- O Globo
Temos que enfrentar um governo contra a nossa própria existência
Sempre fui um cinéfilo febril. Acho que nunca perdi nenhuma novidade dos três cinemas de Botafogo, onde moravam meus pais, no Rio de Janeiro. Acho que muita coisa do que sei hoje, comecei a aprender com os filmes que vi no Nacional, no Star e no Guanabara. E ainda tive, até o fim de minha adolescência, as férias de verão em Maceió, entre a turma da Avenida da Paz, os fins de semana no cinema São Luiz e as sessões semanais no clube Fênix Alagoana, onde podíamos ver filmes franceses permitidos para maiores acima de minha idade. Depois é que eu ia consultar outras fontes, como livros, mestres e amigos que entendiam das coisas mais do que eu.

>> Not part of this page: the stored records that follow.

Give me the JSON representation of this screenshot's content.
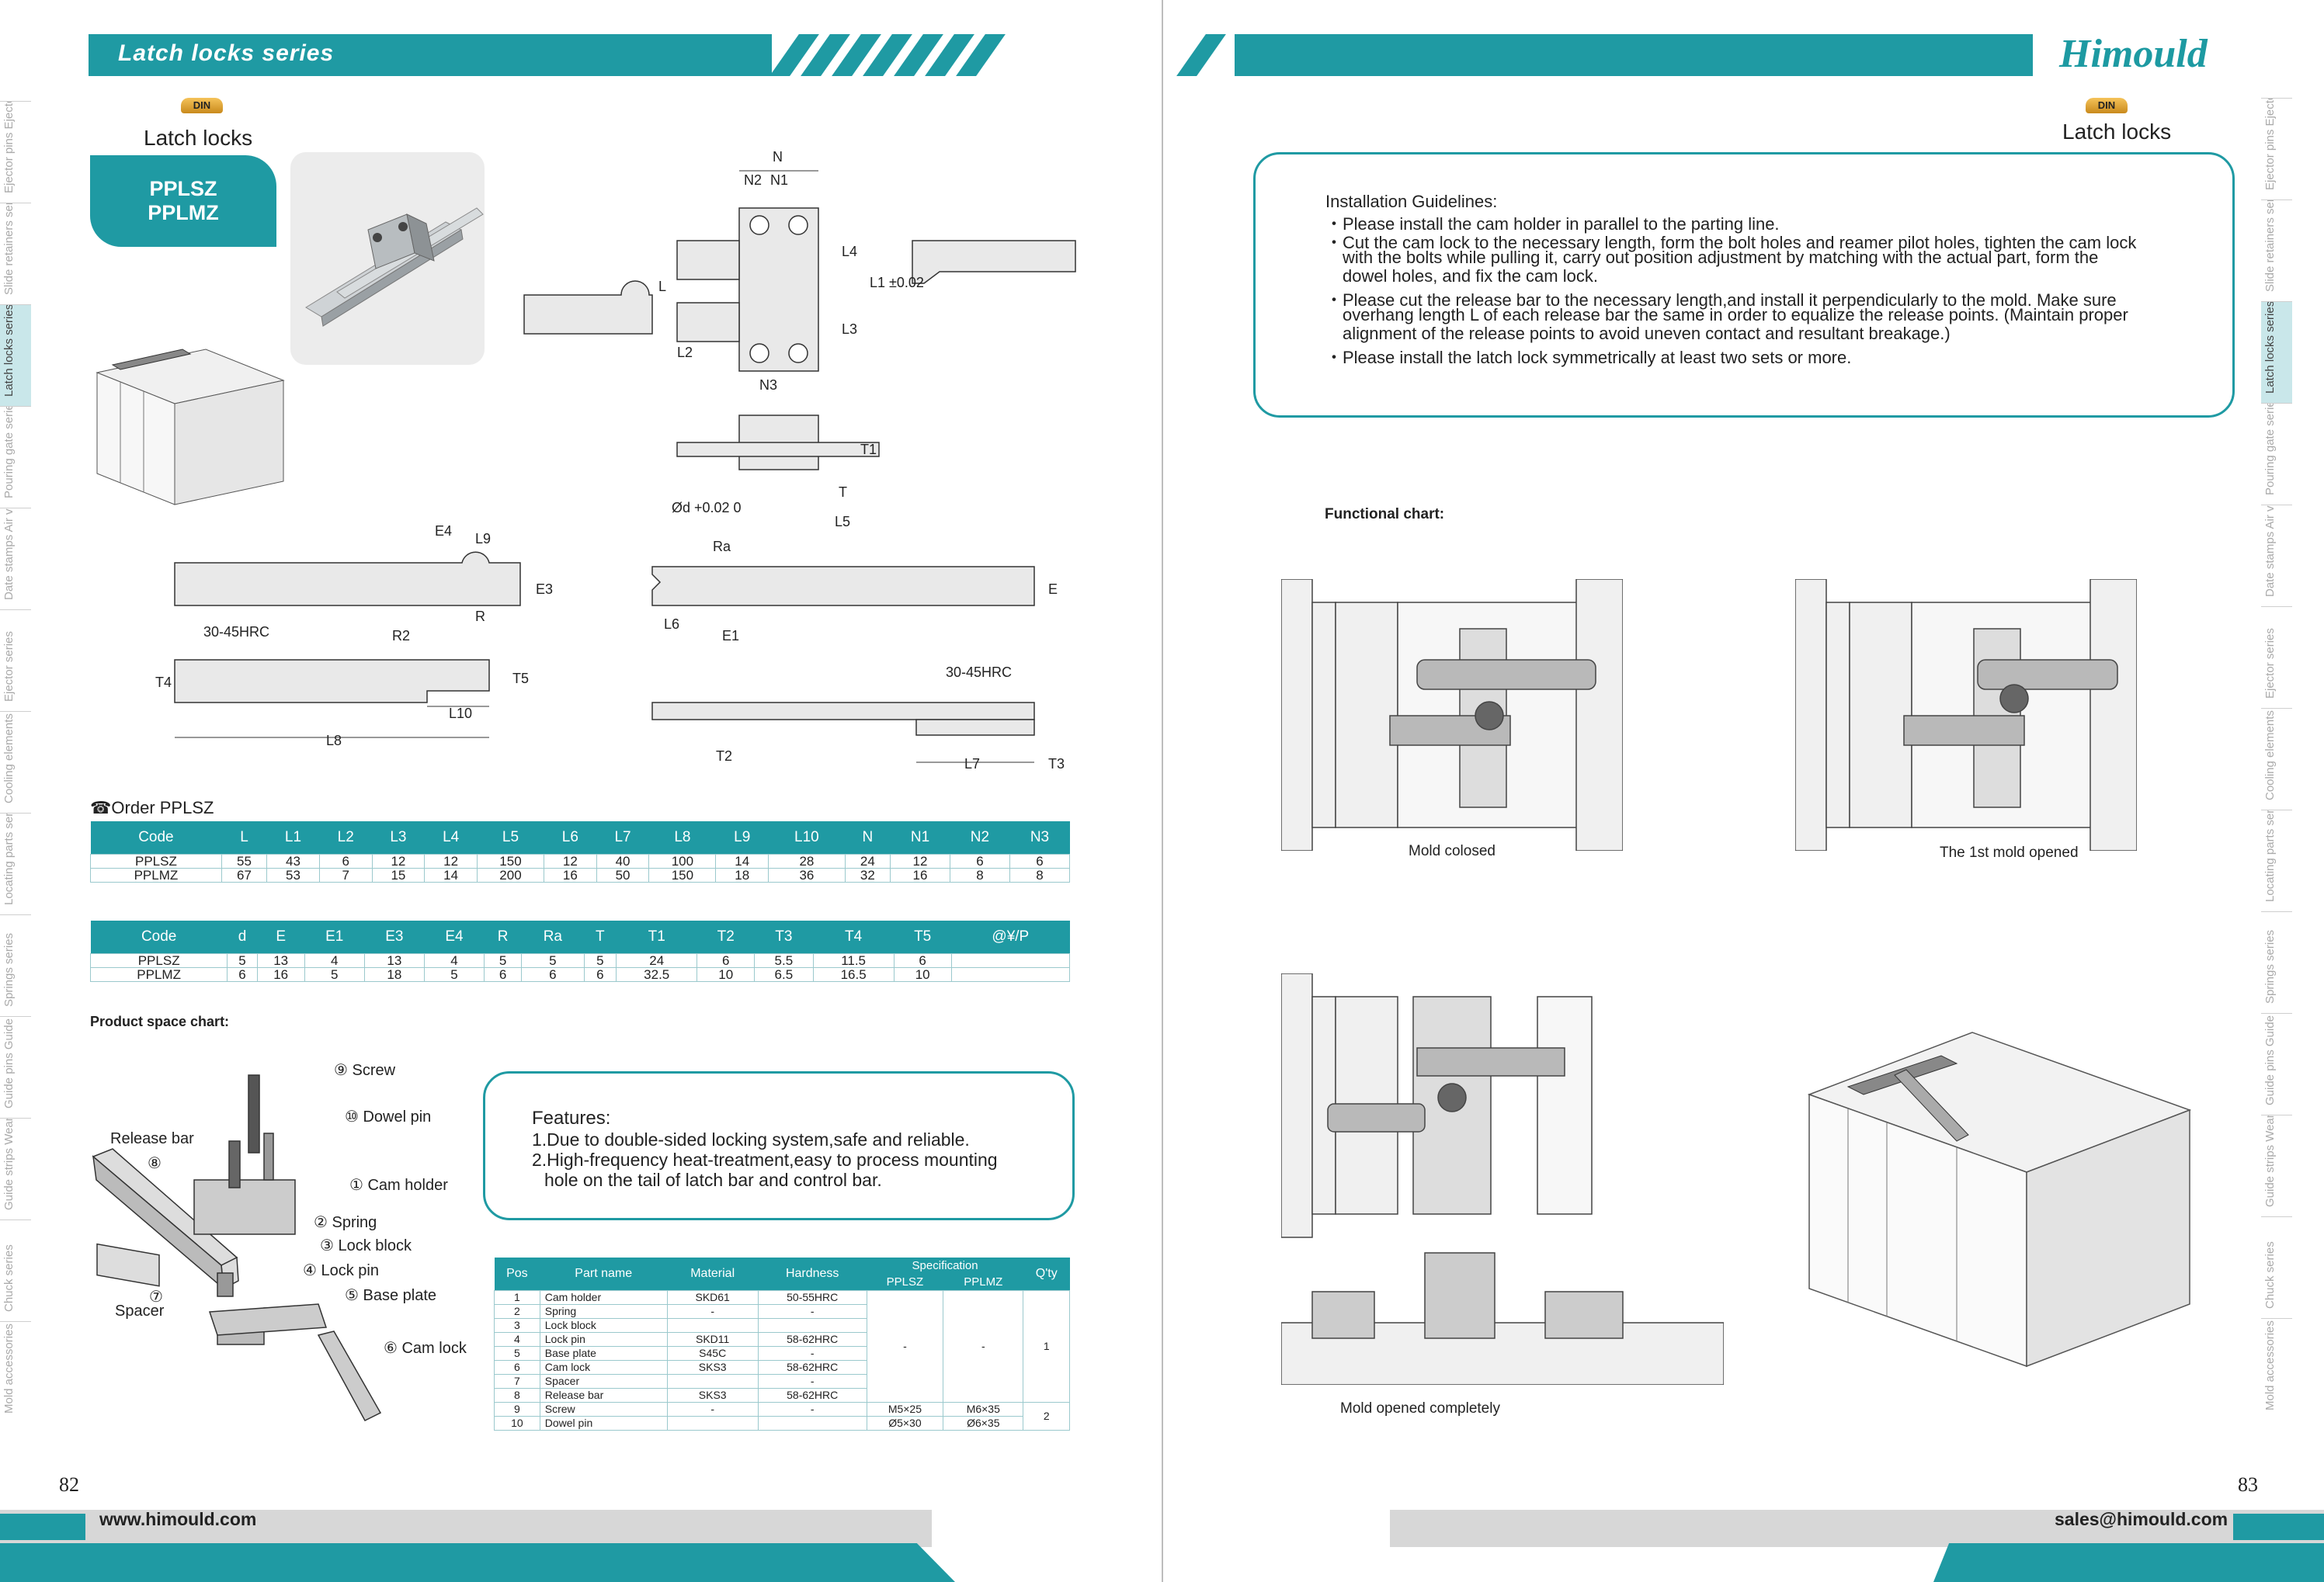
{
  "left": {
    "series_title": "Latch locks series",
    "badge": "DIN",
    "product_title": "Latch locks",
    "codes": [
      "PPLSZ",
      "PPLMZ"
    ],
    "drawing_labels": {
      "N": "N",
      "N2": "N2",
      "N1": "N1",
      "N3": "N3",
      "L": "L",
      "L2": "L2",
      "L3": "L3",
      "L4": "L4",
      "L1": "L1 ±0.02",
      "T1": "T1",
      "T": "T",
      "L5": "L5",
      "d": "Ød +0.02 0",
      "E4": "E4",
      "L9": "L9",
      "R": "R",
      "E3": "E3",
      "E": "E",
      "Ra": "Ra",
      "L6": "L6",
      "E1": "E1",
      "hrc1": "30-45HRC",
      "R2": "R2",
      "T4": "T4",
      "T5": "T5",
      "L10": "L10",
      "L8": "L8",
      "hrc2": "30-45HRC",
      "T2": "T2",
      "L7": "L7",
      "T3": "T3"
    },
    "order_label": "Order  PPLSZ",
    "table1": {
      "headers": [
        "Code",
        "L",
        "L1",
        "L2",
        "L3",
        "L4",
        "L5",
        "L6",
        "L7",
        "L8",
        "L9",
        "L10",
        "N",
        "N1",
        "N2",
        "N3"
      ],
      "rows": [
        [
          "PPLSZ",
          "55",
          "43",
          "6",
          "12",
          "12",
          "150",
          "12",
          "40",
          "100",
          "14",
          "28",
          "24",
          "12",
          "6",
          "6"
        ],
        [
          "PPLMZ",
          "67",
          "53",
          "7",
          "15",
          "14",
          "200",
          "16",
          "50",
          "150",
          "18",
          "36",
          "32",
          "16",
          "8",
          "8"
        ]
      ]
    },
    "table2": {
      "headers": [
        "Code",
        "d",
        "E",
        "E1",
        "E3",
        "E4",
        "R",
        "Ra",
        "T",
        "T1",
        "T2",
        "T3",
        "T4",
        "T5",
        "@¥/P"
      ],
      "rows": [
        [
          "PPLSZ",
          "5",
          "13",
          "4",
          "13",
          "4",
          "5",
          "5",
          "5",
          "24",
          "6",
          "5.5",
          "11.5",
          "6",
          ""
        ],
        [
          "PPLMZ",
          "6",
          "16",
          "5",
          "18",
          "5",
          "6",
          "6",
          "6",
          "32.5",
          "10",
          "6.5",
          "16.5",
          "10",
          ""
        ]
      ]
    },
    "space_chart_title": "Product space chart:",
    "parts_labels": {
      "screw": "⑨ Screw",
      "dowel": "⑩ Dowel pin",
      "release": "Release bar",
      "release_no": "⑧",
      "cam_holder": "① Cam holder",
      "spring": "② Spring",
      "lock_block": "③ Lock block",
      "lock_pin": "④ Lock pin",
      "base_plate": "⑤ Base plate",
      "spacer_no": "⑦",
      "spacer": "Spacer",
      "cam_lock": "⑥ Cam lock"
    },
    "features": {
      "title": "Features:",
      "line1": "1.Due to double-sided locking system,safe and reliable.",
      "line2": "2.High-frequency heat-treatment,easy to process mounting",
      "line3": "hole on the tail of latch bar and control bar."
    },
    "parts_table": {
      "headers": [
        "Pos",
        "Part name",
        "Material",
        "Hardness",
        "Specification",
        "Q'ty"
      ],
      "spec_sub": [
        "PPLSZ",
        "PPLMZ"
      ],
      "rows": [
        [
          "1",
          "Cam holder",
          "SKD61",
          "50-55HRC"
        ],
        [
          "2",
          "Spring",
          "-",
          "-"
        ],
        [
          "3",
          "Lock block",
          "",
          ""
        ],
        [
          "4",
          "Lock pin",
          "SKD11",
          "58-62HRC"
        ],
        [
          "5",
          "Base plate",
          "S45C",
          "-"
        ],
        [
          "6",
          "Cam lock",
          "SKS3",
          "58-62HRC"
        ],
        [
          "7",
          "Spacer",
          "",
          "-"
        ],
        [
          "8",
          "Release bar",
          "SKS3",
          "58-62HRC"
        ],
        [
          "9",
          "Screw",
          "-",
          "-"
        ],
        [
          "10",
          "Dowel pin",
          "",
          ""
        ]
      ],
      "spec_dash": "-",
      "qty1": "1",
      "spec9_s": "M5×25",
      "spec9_m": "M6×35",
      "spec10_s": "Ø5×30",
      "spec10_m": "Ø6×35",
      "qty2": "2"
    },
    "page_number": "82",
    "website": "www.himould.com"
  },
  "right": {
    "brand": "Himould",
    "badge": "DIN",
    "product_title": "Latch locks",
    "install": {
      "title": "Installation Guidelines:",
      "l1": "・Please install the cam holder in parallel to the parting line.",
      "l2": "・Cut the cam lock to the necessary length, form the bolt holes and reamer pilot holes, tighten the cam lock",
      "l3": "with the bolts while pulling it, carry out position adjustment by matching with the actual part, form the",
      "l4": "dowel holes, and fix the cam lock.",
      "l5": "・Please cut the release bar to the necessary length,and install it perpendicularly to the mold. Make sure",
      "l6": "overhang length L of each release bar the same in order to equalize the release points. (Maintain proper",
      "l7": "alignment of the release points to avoid uneven contact and resultant breakage.)",
      "l8": "・Please install the latch lock symmetrically at least two sets or more."
    },
    "functional_title": "Functional chart:",
    "cap1": "Mold colosed",
    "cap2": "The 1st mold opened",
    "cap3": "Mold opened completely",
    "page_number": "83",
    "email": "sales@himould.com"
  },
  "side_tabs_left": [
    "Ejector pins\nEjector sleeves",
    "Slide retainers\nseries",
    "Latch locks\nseries",
    "Pouring gate\nseries",
    "Date stamps\nAir valves series",
    "Ejector series",
    "Cooling elements\nseries",
    "Locating parts\nseries",
    "Springs series",
    "Guide pins\nGuide bush",
    "Guide strips\nWear plate series",
    "Chuck series",
    "Mold\naccessories"
  ],
  "active_tab_index": 2
}
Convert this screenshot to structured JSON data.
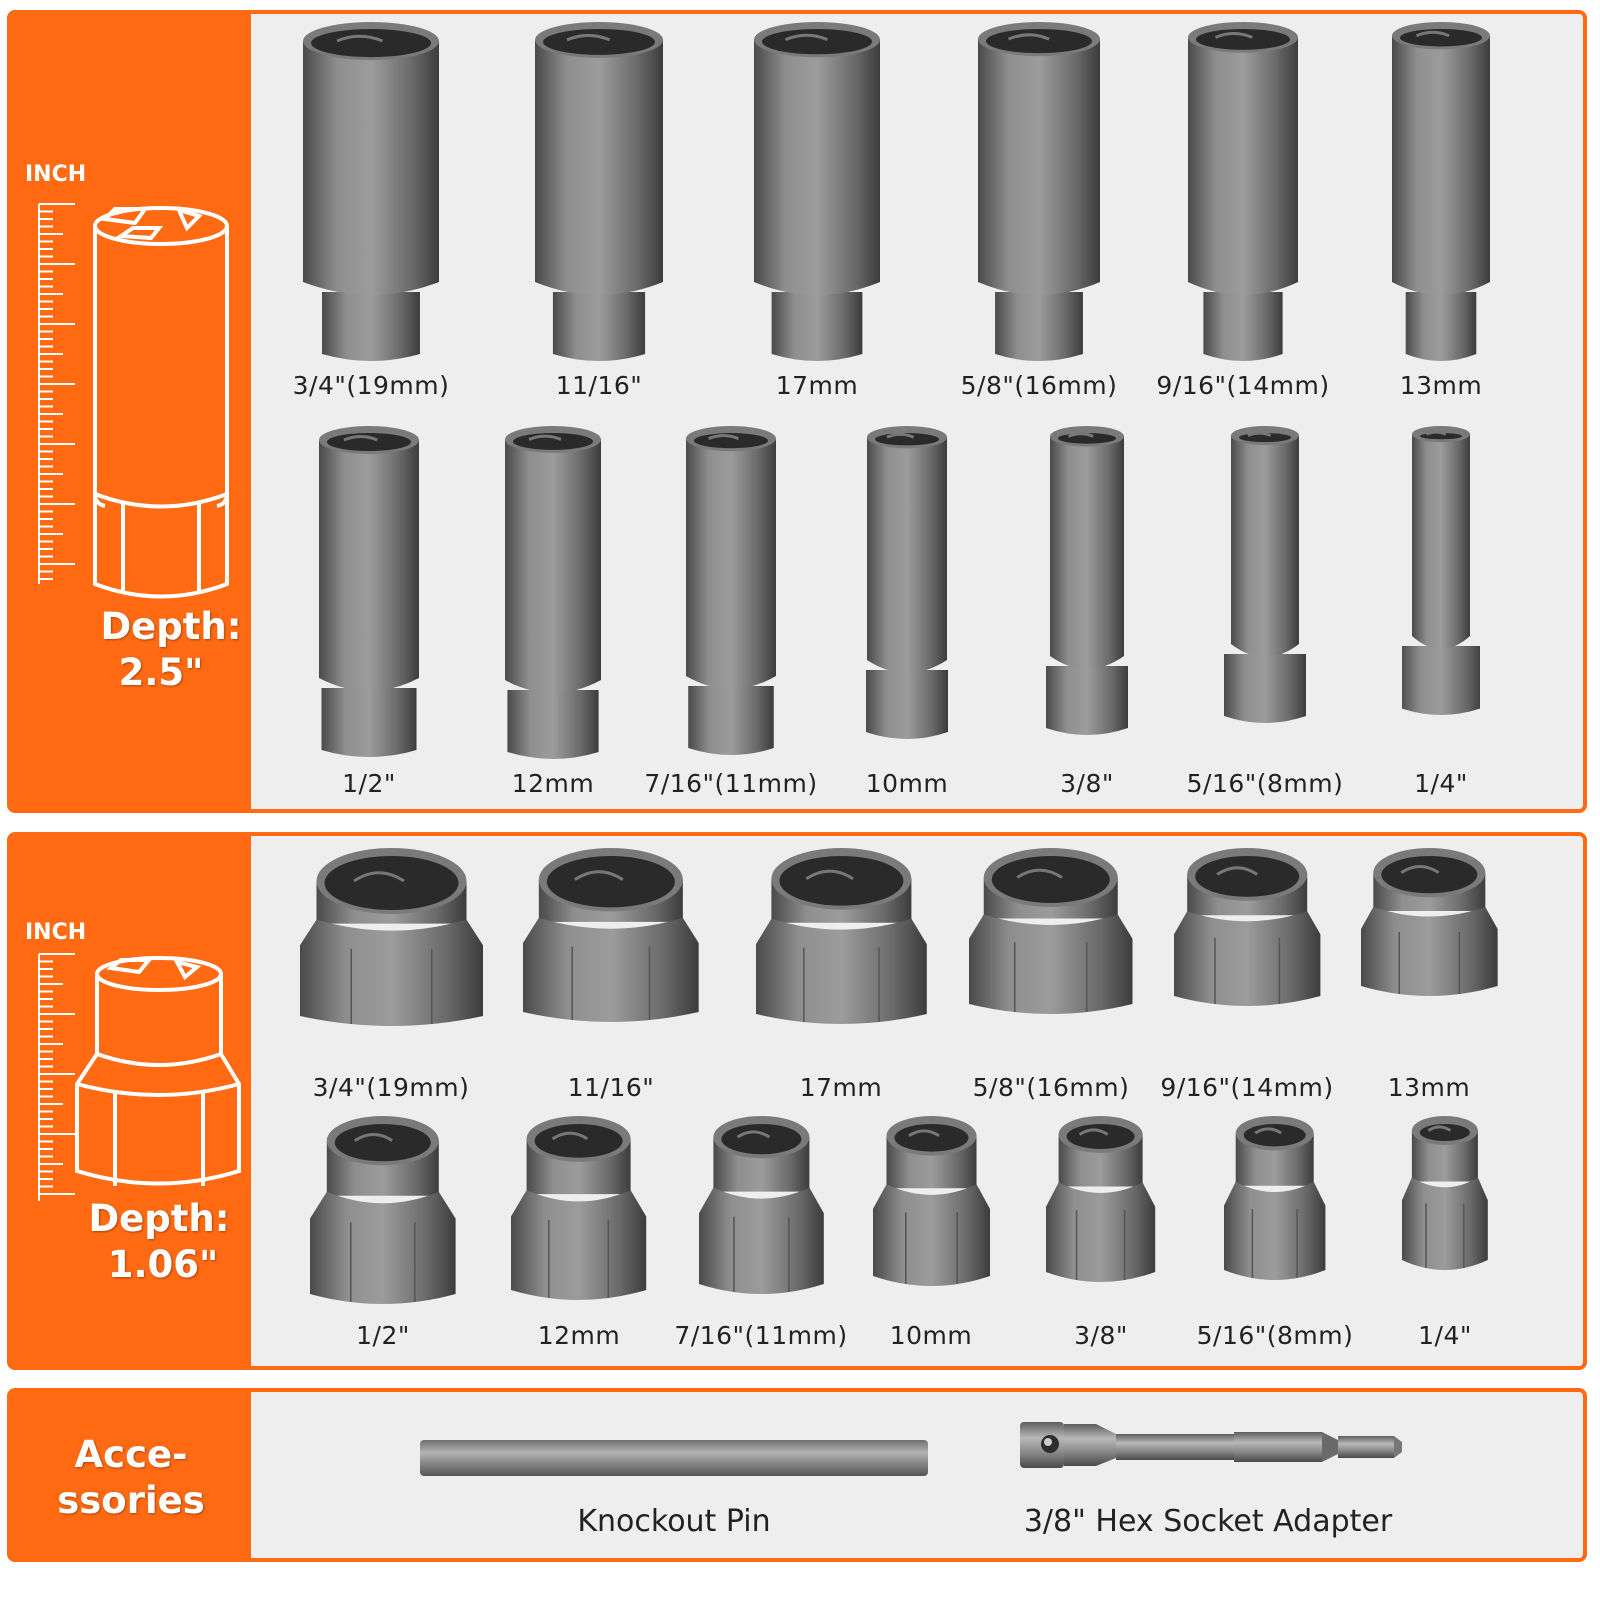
{
  "long_set": {
    "unit_label": "INCH",
    "depth_label": "Depth:",
    "depth_value": "2.5\"",
    "row1": [
      "3/4\"(19mm)",
      "11/16\"",
      "17mm",
      "5/8\"(16mm)",
      "9/16\"(14mm)",
      "13mm"
    ],
    "row2": [
      "1/2\"",
      "12mm",
      "7/16\"(11mm)",
      "10mm",
      "3/8\"",
      "5/16\"(8mm)",
      "1/4\""
    ]
  },
  "short_set": {
    "unit_label": "INCH",
    "depth_label": "Depth:",
    "depth_value": "1.06\"",
    "row1": [
      "3/4\"(19mm)",
      "11/16\"",
      "17mm",
      "5/8\"(16mm)",
      "9/16\"(14mm)",
      "13mm"
    ],
    "row2": [
      "1/2\"",
      "12mm",
      "7/16\"(11mm)",
      "10mm",
      "3/8\"",
      "5/16\"(8mm)",
      "1/4\""
    ]
  },
  "accessories": {
    "title_line1": "Acce-",
    "title_line2": "ssories",
    "knockout_pin": "Knockout Pin",
    "hex_adapter": "3/8\" Hex Socket Adapter"
  },
  "colors": {
    "accent": "#ff6a13",
    "panel_bg": "#eeeeee",
    "steel": "#8a8a8a"
  }
}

O cinema sempre foi, para mim, não apenas uma fonte prazerosa de entretenimento, como também um indispensável instrumento de cultura, capaz de revelar desde a geografia até os costumes, os modos de vida, a ética dos tempos em que vivíamos. A partir das duas primeiras décadas do século XX, o cinema se tornou o pai fundador, o avozinho de uma família de audiovisual que gerou a televisão, o VHS e o DVD, o digital, a internet, o videogame e o streaming, tanta coisa que rola e ainda vai rolar por aí.
Antes de tudo, o cinema é um modo original de contar histórias e de registrar movimentos de formas, cores e sons, esteja tudo isso fora ou dentro de nós mesmos. Quando fazemos um filme, seja ele uma baita produção ou modesta selfie com nosso celular, ele é sempre, ao mesmo tempo, o registro do que existe no mundo e de um mundo que existe dentro de nós. As melhores obras audiovisuais são sempre aquelas capazes de ser essas duas coisas.
A primeira sessão pública de um filme se deu em 28 de dezembro de 1895, num café de Paris, com filmes dos irmãos Lumière, de Lyon. Menos de um ano depois, esses filmes inaugurais seriam exibidos no Rio de Janeiro, numa sala na Rua do Ouvidor, por iniciativa dos irmãos Segreto, ítalo-brasileiros que se tornariam produtores. O cinema foi, portanto, desde o início, um empenho fraterno, uma questão de família.
O cinema nasceu no berço dos anseios progressistas do século XIX, um século de tantas certezas. E foi criado no tumulto alucinante do século XX, um século sem rumo, perdido em tantas batalhas guerreiras e de finanças, que construiu, entre as duas Grandes Guerras, as ilusões do nosso futuro, quase todas fracassadas.
Potencial veículo de um novo individualismo responsável, um individualismo generoso, não marcado pelo egoísmo ou pela invisibilidade do outro, mas pela responsabilidade de cada um por todos, o cinema era a primeira manifestação de uma coisa nova que o homem inventou, para além da arte e do comércio, para o ser humano melhor se conhecer e se expressar.
Quando comecei a fazer filmes, em plena revolução autoral, o cinema era a coisa mais moderna do mundo. O poder de um filme não era medido apenas pelo número de ingressos vendidos, mas também por sua capacidade de fazer girar o mundo, criar novos paradigmas de toda natureza. Desse modo, o cinema americano e sua máquina industrial, teria o que absorver do semiartesanato brasileiro. Ou vice-versa, claro. Talvez seja até por isso que, nessa guerra cultural que nosso governo pratica contra os pensadores e os artistas do país, o cinema venha sendo uma vítima preferencial.
Enquanto cineasta, convivi, às vezes, com governos que, à direita ou à esquerda, tinham planos de nos domar, não levando muito a sério a atividade. À esquerda ou à direita, enfrentamos autoridades que desejavam criar censura prévia de investimentos. Ou, ainda, autoridades que não julgavam necessário ou conveniente haver cinema no Brasil. O governo Bolsonaro é diferente desses dois partidos — este governo é pura e simplesmente contra a existência de um cinema brasileiro e está disposto a tudo, para que isso não aconteça.
Conheci muitos governantes do país que não se interessavam pelo cinema brasileiro. Mas esta é a primeira vez, em meu tempo de vida, que estamos tendo que enfrentar um governo que é contra a nossa própria existência, a existência de um cinema brasileiro capaz de nos representar. Talvez só nos reste torcer para que esses próximos dois anos e meio passem bem depressa. Tomara que passem logo.